While utilities could rely on rolling blackouts or widespread brownouts to reduce peak demand, DLCCs and other demand-response mechanisms mean that power cuts will affect only households that volunteer to take part (in exchange for a break on their electricity bills). To limit the potential disruption, regulators restrict the number of times a year any single customer will be “called” (in the industry term) for a shutoff, how long each call can last, and the total number of hours in a year the power is shut off. In 2017, the three largest investor-owned utilities had about 385,000 accounts enrolled in their residential DLCC programs and reported nearly 50 call events lasting a total of about 160 hours, according to reports filed with the California Public Utility Commission.
For utilities, figuring out the best number and duration of calls for the coming year is a problem with too many unpredictable variables to be easily solved by standard process-optimization formulas. Utilities have less-than-optimal ways to make the daily call decisions. “Their solution doesn’t give them the most savings they could have,” Ahmadi says.

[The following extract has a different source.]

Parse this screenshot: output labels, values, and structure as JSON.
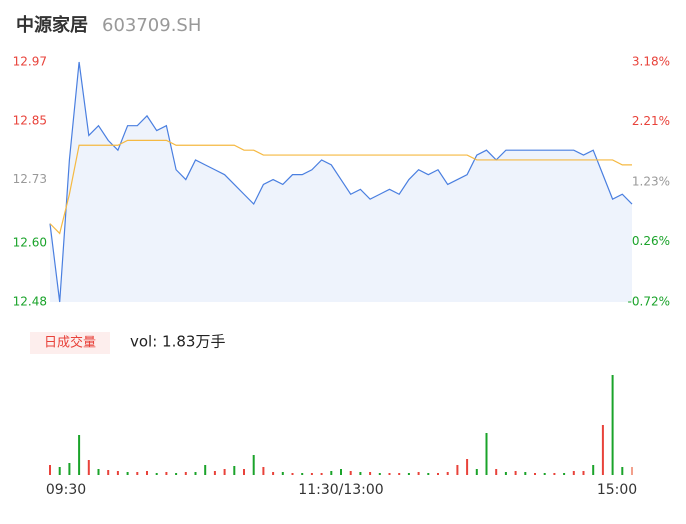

The authors chose to simplify the formula by generalizing some of the variables — using, for instance, an estimate for the likely number of extremely hot or moderately hot days in the coming year. They showed that such approximations would produce a more efficient call system without adding meaningful errors to the calculation.
To test the model, the authors used electricity consumption figures for three California utilities between 2009 and 2014. Their results suggest that the model could reduce the utilities’ peak-demand energy costs by about 5 percent. In addition, it showed a reduction in summer peak demand from 36,000 megawatt hours to 32,000 megawatt hours.